Cuba dénonce l'impact financier "record" de l'embargo américain
Cuba a accusé lundi l'embargo américain, en vigueur depuis 1962, d'avoir provoqué des pertes financières "record" de huit milliards de dollars entre mars 2025 et février 2026, un chiffre qui ne prend pas en compte le blocus pétrolier et les récentes sanctions prises contre cette île communiste.
Ce montant, présenté par le ministre des Affaires étrangères Bruno Rodriguez en vue du vote annuel sur l'embargo à l'Assemblée générale de l'ONU prévu pour octobre, constitue sur un an un "record" et est supérieur "de 7% à celui de l'année précédente", a-t-il dit en conférence de presse.
Ce chiffre "n'inclut pas les dommages provoqués par le siège énergétique, ni ceux provoqués par les sanctions secondaires", a par ailleurs souligné le ministre, évoquant les mesures coercitives prises depuis début 2026 par le gouvernement de Donald Trump.
Depuis fin janvier, celui-ci menace de droits de douanes tout pays désireux de livrer du pétrole à Cuba, imposant de facto un blocus pétrolier à l'île. Un seul pétrolier russe est arrivé depuis cette date.
En mai, Washington a aussi édicté un régime de "sanctions secondaires" concernant les entreprises étrangères collaborant avec Cuba.
Ces menaces de sanctions ont entraîné le départ de nombreuses sociétés étrangères, en particulier dans le tourisme et les mines, deux secteurs fortement pourvoyeurs de devises pour l'île de 9,4 millions d'habitants.

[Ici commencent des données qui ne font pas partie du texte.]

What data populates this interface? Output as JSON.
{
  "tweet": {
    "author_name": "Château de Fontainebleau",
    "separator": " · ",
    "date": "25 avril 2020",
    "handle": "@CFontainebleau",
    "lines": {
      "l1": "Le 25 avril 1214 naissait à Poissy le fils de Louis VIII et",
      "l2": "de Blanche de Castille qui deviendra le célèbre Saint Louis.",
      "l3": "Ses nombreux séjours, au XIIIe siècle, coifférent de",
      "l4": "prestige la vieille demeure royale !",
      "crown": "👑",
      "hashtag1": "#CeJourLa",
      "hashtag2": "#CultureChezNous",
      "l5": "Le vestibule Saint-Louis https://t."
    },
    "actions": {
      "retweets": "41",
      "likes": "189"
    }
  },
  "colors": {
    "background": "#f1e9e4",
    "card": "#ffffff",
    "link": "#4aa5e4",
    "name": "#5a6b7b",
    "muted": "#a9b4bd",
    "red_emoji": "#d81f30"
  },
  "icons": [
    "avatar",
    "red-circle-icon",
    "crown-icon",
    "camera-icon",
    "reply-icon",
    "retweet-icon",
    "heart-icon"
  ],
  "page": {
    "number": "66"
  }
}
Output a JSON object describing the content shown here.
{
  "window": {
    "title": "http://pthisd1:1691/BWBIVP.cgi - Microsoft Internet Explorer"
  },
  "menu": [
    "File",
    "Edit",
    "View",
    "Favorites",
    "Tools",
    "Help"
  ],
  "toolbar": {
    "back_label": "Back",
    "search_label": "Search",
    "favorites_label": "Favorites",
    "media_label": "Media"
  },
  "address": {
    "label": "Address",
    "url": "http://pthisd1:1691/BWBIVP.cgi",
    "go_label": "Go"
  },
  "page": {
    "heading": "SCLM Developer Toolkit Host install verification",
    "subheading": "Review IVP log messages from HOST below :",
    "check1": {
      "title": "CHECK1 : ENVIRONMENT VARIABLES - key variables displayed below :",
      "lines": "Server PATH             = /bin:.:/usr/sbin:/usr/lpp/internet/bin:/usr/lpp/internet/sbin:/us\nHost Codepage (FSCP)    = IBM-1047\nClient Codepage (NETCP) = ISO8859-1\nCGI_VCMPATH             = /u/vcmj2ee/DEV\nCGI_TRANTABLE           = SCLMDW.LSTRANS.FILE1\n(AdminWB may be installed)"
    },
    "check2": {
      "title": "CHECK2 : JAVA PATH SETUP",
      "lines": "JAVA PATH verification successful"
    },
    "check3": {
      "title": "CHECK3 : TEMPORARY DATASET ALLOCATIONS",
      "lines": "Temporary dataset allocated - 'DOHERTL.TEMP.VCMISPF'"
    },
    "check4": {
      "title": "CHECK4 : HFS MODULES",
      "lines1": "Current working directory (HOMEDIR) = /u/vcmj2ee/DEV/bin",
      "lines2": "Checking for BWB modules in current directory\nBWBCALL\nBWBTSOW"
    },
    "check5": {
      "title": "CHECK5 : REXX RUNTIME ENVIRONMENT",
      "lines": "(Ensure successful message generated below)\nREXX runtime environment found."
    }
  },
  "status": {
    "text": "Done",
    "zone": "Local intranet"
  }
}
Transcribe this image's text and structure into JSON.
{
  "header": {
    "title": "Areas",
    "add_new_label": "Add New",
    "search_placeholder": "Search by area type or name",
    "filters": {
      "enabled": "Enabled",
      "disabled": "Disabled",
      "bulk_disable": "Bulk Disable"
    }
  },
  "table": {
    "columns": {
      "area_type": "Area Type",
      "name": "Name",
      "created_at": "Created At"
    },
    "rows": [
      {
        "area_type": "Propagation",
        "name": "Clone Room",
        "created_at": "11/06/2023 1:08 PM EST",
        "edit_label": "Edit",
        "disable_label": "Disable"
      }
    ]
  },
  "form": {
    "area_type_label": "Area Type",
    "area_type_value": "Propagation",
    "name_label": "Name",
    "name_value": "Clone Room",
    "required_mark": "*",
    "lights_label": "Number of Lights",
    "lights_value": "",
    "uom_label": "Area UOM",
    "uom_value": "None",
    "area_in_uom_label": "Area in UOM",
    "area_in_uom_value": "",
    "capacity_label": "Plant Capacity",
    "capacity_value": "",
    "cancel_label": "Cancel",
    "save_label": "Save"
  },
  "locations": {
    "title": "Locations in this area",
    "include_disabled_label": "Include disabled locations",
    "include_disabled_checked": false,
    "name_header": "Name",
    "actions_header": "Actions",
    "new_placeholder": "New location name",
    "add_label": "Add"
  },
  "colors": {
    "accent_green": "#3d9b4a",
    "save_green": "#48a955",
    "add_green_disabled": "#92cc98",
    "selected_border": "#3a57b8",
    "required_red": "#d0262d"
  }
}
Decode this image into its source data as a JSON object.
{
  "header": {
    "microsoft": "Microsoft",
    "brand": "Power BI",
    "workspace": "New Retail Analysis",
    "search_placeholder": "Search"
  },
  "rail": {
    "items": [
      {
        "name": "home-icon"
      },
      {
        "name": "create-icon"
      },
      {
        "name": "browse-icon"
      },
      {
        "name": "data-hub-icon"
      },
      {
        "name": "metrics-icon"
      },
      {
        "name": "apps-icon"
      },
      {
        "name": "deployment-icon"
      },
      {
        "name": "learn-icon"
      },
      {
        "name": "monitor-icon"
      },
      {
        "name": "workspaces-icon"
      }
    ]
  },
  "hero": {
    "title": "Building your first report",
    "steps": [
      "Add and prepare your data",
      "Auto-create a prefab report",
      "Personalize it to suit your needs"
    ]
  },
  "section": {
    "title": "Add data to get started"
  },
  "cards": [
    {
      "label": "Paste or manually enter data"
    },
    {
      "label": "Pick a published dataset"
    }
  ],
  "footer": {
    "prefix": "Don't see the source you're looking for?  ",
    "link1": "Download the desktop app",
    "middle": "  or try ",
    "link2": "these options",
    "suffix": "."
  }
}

"Le blocus ne punit pas un gouvernement, il punit la vie quotidienne d'un peuple dans tous les domaines", a accusé le chef de la diplomatie cubaine.
Il a dénoncé un "plan froidement calculé" qui a aggravé la crise énergétique touchant l'île depuis plusieurs années, avec des coupures électriques incessantes, des conséquences sur la distribution d'eau potable, les transports et les services de santé.
A titre d'exemple, il a affirmé que certaines opérations chirurgicales ont dû être achevées à la lumière des téléphones portables du personnel médical.
Selon Bruno Rodriguez, le taux de mortalité infantile à Cuba est passé de 4 pour 1.000 en 2018 à 9,9 pour 1.000 en 2025.
"Il n'y aura pas de crise humanitaire à Cuba", a-t-il toutefois affirmé, soulignant la solidarité des Cubains face à la situation.
- "Paradoxe" -
M. Rodriguez a assuré que La Havane restait en contact avec le département d'Etat américain, mais a répété qu'il n'y avait pas de progrès dans les pourparlers.
Selon le ministre, le gouvernement américain n'a concrétisé qu'une petit partie de l'aide humanitaire promise en mai par le secrétaire d'Etat Marco Rubio.
"Sur les 100 millions de dollars proposés, un seul envoi a eu lieu, un lot de denrées alimentaires et de produits d'hygiène pour 700 familles cubaines", a-t-il affirmé.
L'annonce des pertes financières imputées par les autorités cubaines à l'embargo coïncide avec une hausse sans précédent des importations en provenance des Etats-Unis par le secteur privé cubain, en constante croissance.
Selon des données publiées la semaine dernière par le Bureau américain du recensement, Cuba a importé en juillet pour 149 millions de dollars de marchandises, le montant mensuel le plus élevé enregistré depuis 1992.
Entre janvier et juillet de cette année, les achats se sont élevés à 674 millions de dollars, soit presque la totalité des importations de 2025.
C'est un "paradoxe que très peu de gens auraient pu prévoir : tandis que Washington applique certaines des mesures les plus dures contre Cuba depuis des décennies, les exportations américaines vers l'île battent des records historiques", analyse auprès de l'AFP l'économiste cubain Daniel Torralbas, basé à Londres.
Selon lui, si le rythme actuel se maintient, 2026 pourrait devenir la première année où le commerce bilatéral dépasse le milliard de dollars depuis le début des statistiques, grâce en particulier aux achats de carburant par le secteur privé, qui ont augmenté de façon "exorbitante".
Le blocus pétrolier a forcé le gouvernement communiste à mettre fin à son monopole d'importation de carburant, aux mains désormais, à plus petite échelle, du secteur privé qui a reçu l'autorisation de Washington d'importer depuis les Etats-Unis.
Dans la foulée, en juillet, le gouvernement a approuvé la libéralisation de pans entiers de l'économie, jusque-là dominée par des entreprises d'Etat, et commence à inscrire dans sa législation ce virage sans précédent depuis l'instauration du communisme il y a près de 70 ans.